Working with asbestos is very hazardous and should only be performed by suitably trained and experienced people, using the correct equipment.
Personal Protective Equipment (PPE) when working with asbestos –
PPE is mandatory when working with asbestos, the PPE that is required includes:
∙ Disposable overalls
∙ Disposable gloves
∙ Footwear, boots without laces are recommended as they are easier to clean
∙ Respiratory Protective Equipment (RPE), disposable respirator
The Control of Asbestos Regulations 2012 is designed to protect workers and occupants of non-domestic premises from exposure to Asbestos Containing Materials by imposing a duty on owners and managers to:
∙ find out whether the premises contain asbestos, and, if so, where is it and what condition is it in. If in doubt, materials must be presumed to contain asbestos;
∙ assess the risk and make a plan to manage that risk and act on it.
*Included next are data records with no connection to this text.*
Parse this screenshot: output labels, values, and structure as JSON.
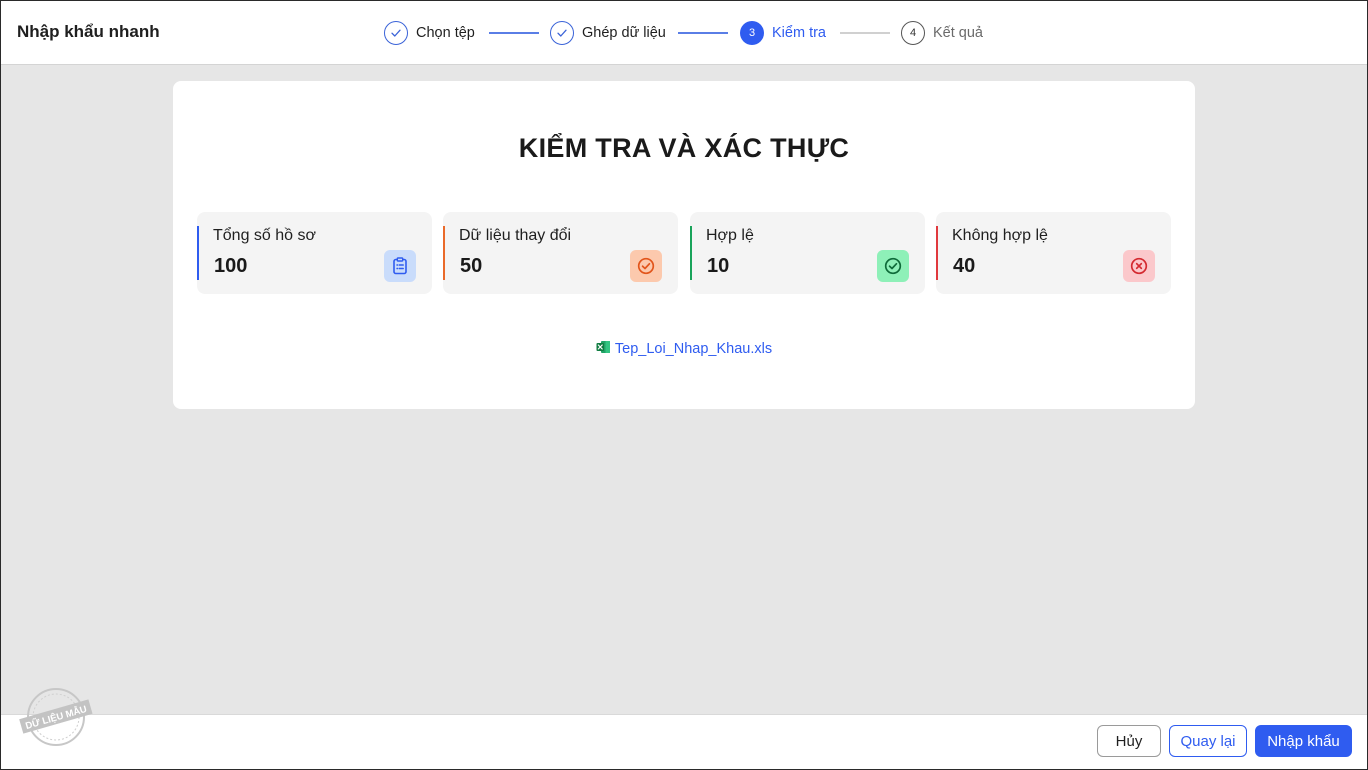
{
  "header": {
    "title": "Nhập khẩu nhanh",
    "steps": [
      {
        "label": "Chọn tệp",
        "state": "done",
        "number": ""
      },
      {
        "label": "Ghép dữ liệu",
        "state": "done",
        "number": ""
      },
      {
        "label": "Kiểm tra",
        "state": "active",
        "number": "3"
      },
      {
        "label": "Kết quả",
        "state": "todo",
        "number": "4"
      }
    ]
  },
  "main": {
    "title": "KIỂM TRA VÀ XÁC THỰC",
    "stats": [
      {
        "label": "Tổng số hồ sơ",
        "value": "100",
        "accent": "#2f5cf0",
        "icon": "clipboard-list-icon"
      },
      {
        "label": "Dữ liệu thay đổi",
        "value": "50",
        "accent": "#ea6a2a",
        "icon": "check-circle-orange-icon"
      },
      {
        "label": "Hợp lệ",
        "value": "10",
        "accent": "#19a35a",
        "icon": "check-circle-green-icon"
      },
      {
        "label": "Không hợp lệ",
        "value": "40",
        "accent": "#e0393e",
        "icon": "x-circle-icon"
      }
    ],
    "error_file": {
      "name": "Tep_Loi_Nhap_Khau.xls",
      "icon": "excel-file-icon"
    }
  },
  "footer": {
    "cancel_label": "Hủy",
    "back_label": "Quay lại",
    "import_label": "Nhập khẩu"
  },
  "watermark": {
    "text": "DỮ LIỆU MẪU"
  },
  "colors": {
    "primary": "#2f5cf0",
    "background": "#e6e6e6"
  }
}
∙ make the information about the location, condition and management of asbestos available to anyone working on the fabric of the building.
The buildings that are affected include:
∙ All non-domestic buildings, whatever the type of business
∙ The common areas of domestic buildings, e.g halls, stairwells, lift shafts, roof spaces.
∙ All other domestic properties are not directly affected by the duty to manage.
Checklist before starting work on anywhere built before the year 2000, check that:
∙ You are not working on asbestos-containing products.
∙ For domestic premises, you have been informed where asbestos can be found.
∙ For non-domestic premises, you have seen a register locating and reporting the condition of asbestos.
Working Safely –
Things to remember before working on the fabric of a building built before 2000:
∙ It won’t always be obvious where asbestos is located, there is still a great deal of asbestos in buildings in the UK.
∙ The thoroughness of previous asbestos removal activities cannot be guaranteed so asbestos may still be present.
∙ Never assume that all asbestos-containing materials will be labelled, there could be undiscovered asbestos in the buildings you work on.